Mon rêve a de grands mâts chargés de voiles, S'élançant dans le ciel pour cueillir les étoiles, Des haubans de satin pour caresser la lune Et Neptune, royal, en vigie sur la hune.
Mon rêve se rappelle les courses enivrantes Sur l'aile docile du vent, la brise errante, Les joutes grisantes avec les grands navires, Attisant dans son corps un capiteux délire.

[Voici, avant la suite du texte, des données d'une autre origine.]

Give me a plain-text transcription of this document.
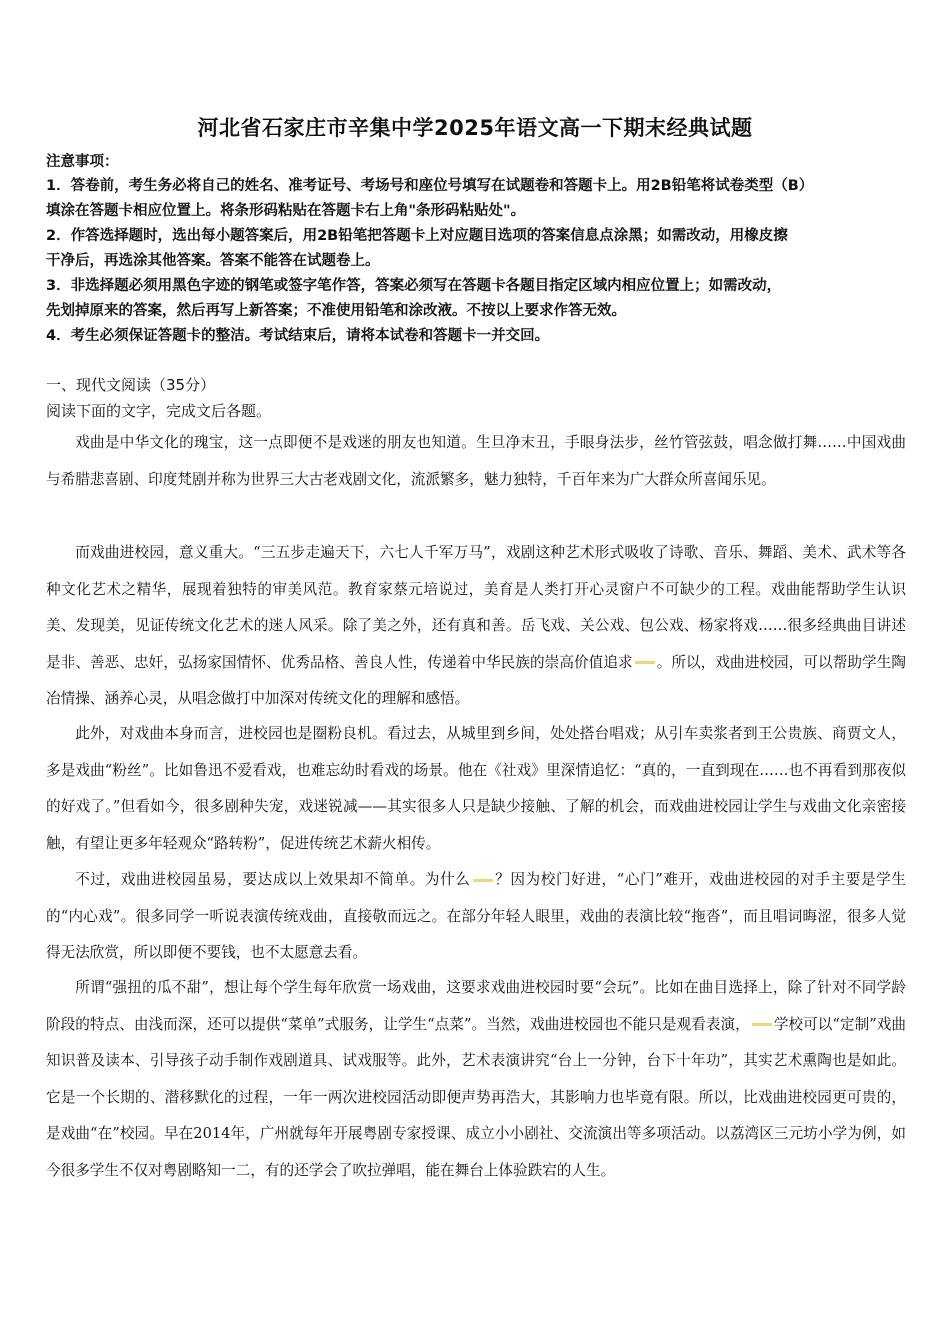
河北省石家庄市辛集中学2025年语文高一下期末经典试题
注意事项：
1．答卷前，考生务必将自己的姓名、准考证号、考场号和座位号填写在试题卷和答题卡上。用2B铅笔将试卷类型（B）
填涂在答题卡相应位置上。将条形码粘贴在答题卡右上角"条形码粘贴处"。
2．作答选择题时，选出每小题答案后，用2B铅笔把答题卡上对应题目选项的答案信息点涂黑；如需改动，用橡皮擦
干净后，再选涂其他答案。答案不能答在试题卷上。
3．非选择题必须用黑色字迹的钢笔或签字笔作答，答案必须写在答题卡各题目指定区域内相应位置上；如需改动，
先划掉原来的答案，然后再写上新答案；不准使用铅笔和涂改液。不按以上要求作答无效。
4．考生必须保证答题卡的整洁。考试结束后，请将本试卷和答题卡一并交回。
一、现代文阅读（35分）
阅读下面的文字，完成文后各题。
戏曲是中华文化的瑰宝，这一点即便不是戏迷的朋友也知道。生旦净末丑，手眼身法步，丝竹管弦鼓，唱念做打舞……中国戏曲与希腊悲喜剧、印度梵剧并称为世界三大古老戏剧文化，流派繁多，魅力独特，千百年来为广大群众所喜闻乐见。
而戏曲进校园，意义重大。“三五步走遍天下，六七人千军万马”，戏剧这种艺术形式吸收了诗歌、音乐、舞蹈、美术、武术等各种文化艺术之精华，展现着独特的审美风范。教育家蔡元培说过，美育是人类打开心灵窗户不可缺少的工程。戏曲能帮助学生认识美、发现美，见证传统文化艺术的迷人风采。除了美之外，还有真和善。岳飞戏、关公戏、包公戏、杨家将戏……很多经典曲目讲述是非、善恶、忠奸，弘扬家国情怀、优秀品格、善良人性，传递着中华民族的崇高价值追求 。所以，戏曲进校园，可以帮助学生陶冶情操、涵养心灵，从唱念做打中加深对传统文化的理解和感悟。
此外，对戏曲本身而言，进校园也是圈粉良机。看过去，从城里到乡间，处处搭台唱戏；从引车卖浆者到王公贵族、商贾文人，多是戏曲“粉丝”。比如鲁迅不爱看戏，也难忘幼时看戏的场景。他在《社戏》里深情追忆：“真的，一直到现在……也不再看到那夜似的好戏了。”但看如今，很多剧种失宠，戏迷锐减——其实很多人只是缺少接触、了解的机会，而戏曲进校园让学生与戏曲文化亲密接触，有望让更多年轻观众“路转粉”，促进传统艺术薪火相传。
不过，戏曲进校园虽易，要达成以上效果却不简单。为什么 ？因为校门好进，“心门”难开，戏曲进校园的对手主要是学生的“内心戏”。很多同学一听说表演传统戏曲，直接敬而远之。在部分年轻人眼里，戏曲的表演比较“拖沓”，而且唱词晦涩，很多人觉得无法欣赏，所以即便不要钱，也不太愿意去看。
所谓“强扭的瓜不甜”，想让每个学生每年欣赏一场戏曲，这要求戏曲进校园时要“会玩”。比如在曲目选择上，除了针对不同学龄阶段的特点、由浅而深，还可以提供“菜单”式服务，让学生“点菜”。当然，戏曲进校园也不能只是观看表演， 学校可以“定制”戏曲知识普及读本、引导孩子动手制作戏剧道具、试戏服等。此外，艺术表演讲究“台上一分钟，台下十年功”，其实艺术熏陶也是如此。它是一个长期的、潜移默化的过程，一年一两次进校园活动即便声势再浩大，其影响力也毕竟有限。所以，比戏曲进校园更可贵的，是戏曲“在”校园。早在2014年，广州就每年开展粤剧专家授课、成立小小剧社、交流演出等多项活动。以荔湾区三元坊小学为例，如今很多学生不仅对粤剧略知一二，有的还学会了吹拉弹唱，能在舞台上体验跌宕的人生。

Mon rêve se souvient de ces appareillages Avec l'aurore naissante dans son sillage, Poursuivant le soleil dans sa course éternelle Jusqu'au bout de la nuit, douce, tendre et charnelle.
Mon rêve a le désir de ces terres lointaines, Entrevues quelque jour, demeurées incertaines, Qui hantent la mémoire et torturent le coeur, Les soirs de désespoir, comme un amour qui meurt.
Mon rêve porte en lui tant d'intimes blessures, Invisibles au creux des plis de sa voilure, Souvenirs de combats, de sanglants abordages, De tant de coups subis dans ses milles voyages.
Lorsqu'il sera trop las de tous ses tours du monde, Lorsque la mer, pour lui, ne sera plus féconde, Ballotté par les flots ainsi qu'un frêle esquif, Mon rêve s'en ira périr contre un récif.